Often, when a company is looking to acquire another business, it looks at all of its gleaming equipment and its wonderful balance sheet as the reason to purchase the company, but in reality all of that success is probably more tied to the employees that work there then the systems or equipment associated with the business. Both Buyers and Sellers of businesses need to keep this in mind from the very outset of negotiations.
A business, as a buyer, needs to be aware of where the value lies and ensure that it is receiving that value when it purchases the company. This may be through opportunities to retain the current employees as well as non-compete agreements for after the sale commences.

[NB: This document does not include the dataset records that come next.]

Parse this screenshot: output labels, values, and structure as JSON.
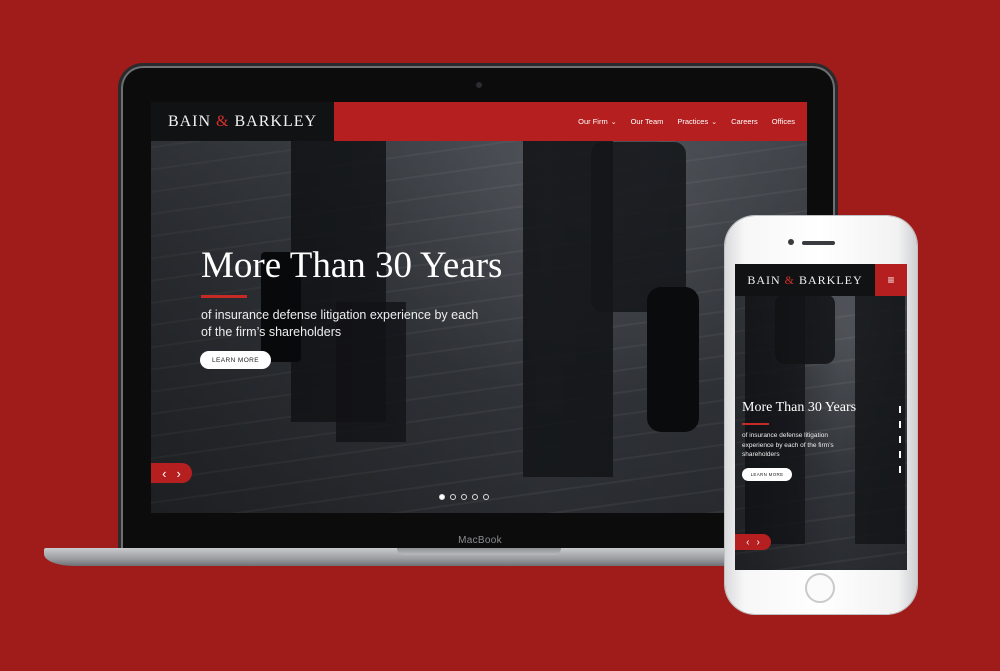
{
  "colors": {
    "background": "#a01c1a",
    "accent": "#b51f1f",
    "logo_bar": "#111214"
  },
  "brand": {
    "name_left": "BAIN",
    "amp": "&",
    "name_right": "BARKLEY"
  },
  "laptop": {
    "label": "MacBook",
    "nav": [
      {
        "label": "Our Firm",
        "has_dropdown": true
      },
      {
        "label": "Our Team",
        "has_dropdown": false
      },
      {
        "label": "Practices",
        "has_dropdown": true
      },
      {
        "label": "Careers",
        "has_dropdown": false
      },
      {
        "label": "Offices",
        "has_dropdown": false
      }
    ],
    "hero": {
      "title": "More Than 30 Years",
      "subtitle": "of insurance defense litigation experience by each of the firm’s shareholders",
      "button": "LEARN MORE"
    },
    "slider": {
      "prev": "‹",
      "next": "›",
      "slide_count": 5,
      "active_slide": 1
    }
  },
  "phone": {
    "menu_icon": "hamburger-icon",
    "hero": {
      "title": "More Than 30 Years",
      "subtitle": "of insurance defense litigation experience by each of the firm’s shareholders",
      "button": "LEARN MORE"
    },
    "slider": {
      "prev": "‹",
      "next": "›"
    }
  }
}
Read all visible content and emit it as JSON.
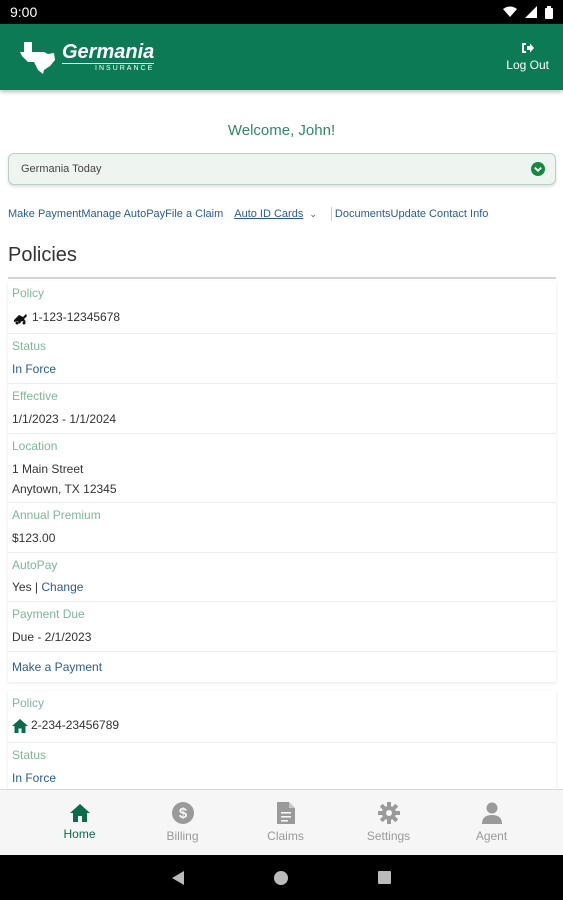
{
  "status_bar": {
    "time": "9:00"
  },
  "header": {
    "logo_name": "Germania",
    "logo_sub": "INSURANCE",
    "logout_label": "Log Out"
  },
  "welcome": "Welcome, John!",
  "news_select": {
    "selected": "Germania Today"
  },
  "quick_links": {
    "make_payment": "Make Payment",
    "manage_autopay": "Manage AutoPay",
    "file_claim": "File a Claim",
    "auto_id_cards": "Auto ID Cards",
    "documents": "Documents",
    "update_contact": "Update Contact Info"
  },
  "policies_title": "Policies",
  "policies": [
    {
      "policy_label": "Policy",
      "policy_number": "1-123-12345678",
      "policy_icon": "car-crash-icon",
      "status_label": "Status",
      "status": "In Force",
      "effective_label": "Effective",
      "effective": "1/1/2023 - 1/1/2024",
      "location_label": "Location",
      "location_line1": "1 Main Street",
      "location_line2": "Anytown, TX 12345",
      "premium_label": "Annual Premium",
      "premium": "$123.00",
      "autopay_label": "AutoPay",
      "autopay_value": "Yes",
      "autopay_sep": " | ",
      "autopay_change": "Change",
      "due_label": "Payment Due",
      "due": "Due - 2/1/2023",
      "pay_link": "Make a Payment"
    },
    {
      "policy_label": "Policy",
      "policy_number": "2-234-23456789",
      "policy_icon": "home-icon",
      "status_label": "Status",
      "status": "In Force"
    }
  ],
  "bottom_nav": [
    {
      "label": "Home",
      "icon": "home-icon",
      "active": true
    },
    {
      "label": "Billing",
      "icon": "dollar-icon",
      "active": false
    },
    {
      "label": "Claims",
      "icon": "document-icon",
      "active": false
    },
    {
      "label": "Settings",
      "icon": "gear-icon",
      "active": false
    },
    {
      "label": "Agent",
      "icon": "person-icon",
      "active": false
    }
  ],
  "colors": {
    "brand": "#0b7a55",
    "label": "#7fb69c",
    "link": "#2a5d8f",
    "welcome": "#2e8b64"
  }
}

For sellers it is extremely important to ensure that there is an agreement that the potential buyer will not simply hire away the sellers most valuable employees. When negotiations begin the potential buyer is given access to the inner workings of the sellers company, and thus may realize that the real value lies in a handful of employees. If there is not a Letter of Intent or other agreement prohibiting the hiring away of that top talent, the buyer may simply call the deal off and acquire the most valuable part of the seller’s business without paying the seller a dime. Courts in Wisconsin will generally up-hold Non-Solicitation agreements for up to 2 years.
From a buyer’s standpoint it is important to be diligent and ensure that the valuable part of the company comes with the deal, and conversely it is in the seller’s best interest to protect that valuable commodity until the deal is finished.